2.4 KiB
State machines generation using ragel
HarfBuzz uses ragel to generate
state machines for some complex shapers.
The produced C code is rather low-level and relies on goto a lot,
therefore converting it to Rust by hand is rather problematic.
And this is the code that updates relatively often.
Can we use ragel to generate Rust code directly? Not using the stable ragel.
But the latest development branch does have a native Rust support.
Therefore to use ragel directly, we have to use the latest devel version and modify
ragel scripts a bit.
Build ragel
ragel is a C++ project that uses the dreadful autotools.
Good luck building it on Windows.
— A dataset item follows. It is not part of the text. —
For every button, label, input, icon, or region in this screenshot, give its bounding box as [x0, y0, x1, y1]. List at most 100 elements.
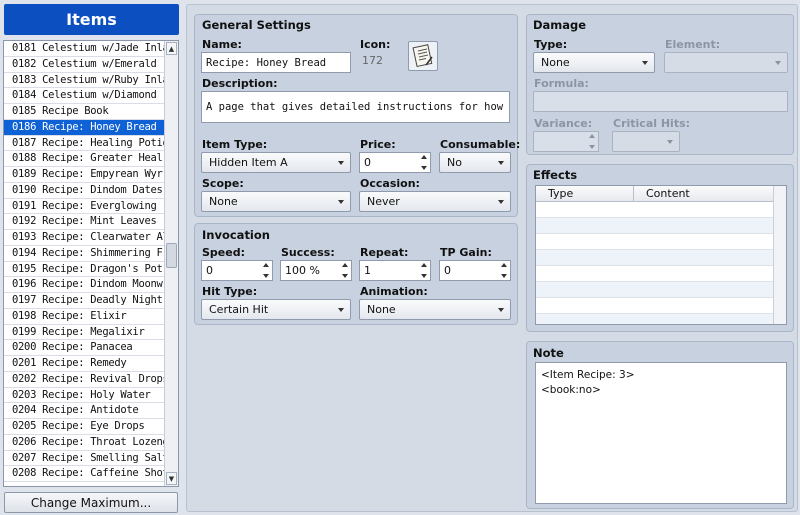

But on Unix-like OSes it should be relatively easy.
It also requires a 3rdparty dependency of colm, which we have to build first.
In case of macOS, we would need:
brew install automake autoconf libtool
And now we can build ragel:
# build `colm` first
git clone https://github.com/adrian-thurston/colm
cd colm
./autogen.sh
./configure --prefix=/path/to/colm/install # prefer a custom path to /usr/local
make
make install
cd ..
git clone https://github.com/adrian-thurston/ragel
./autogen.sh
# --with-colm takes the same path we used above
./configure --prefix=/path/to/ragel/install --with-colm=/path/to/colm/install
make
make install
Running ragel
Now we can convert our ragel scripts using:
/path/to/ragel/install/bin/ragel-rust -e -F1 src/hb/ot_shape_complex_indic_machine.rl # or any other .rl file
That's it!
PS: ragel will create temporary *.ri files. They can be safely removed.
Code format
ragel uses strange code formatting for the Rust output, therefore running cargo fmt
is required.
Comments
ragel doesn't preserve any comments, therefore we have to add
// This file is autogenerated. Do not edit it!
//
// See docs/ragel.md for details.
Manually to each generated file.
The Universal state machine
The universal_machine.rl is special since we have to modify its output manually
because we cannot express our needs via ragel directly.
The change is simple. After the universal_machine.rs is generated, Rust will complain about
about some variables set to 0. Like ts = 0;.
In all those cases 0 should simply be replaced with p0.
There are no better solution for now...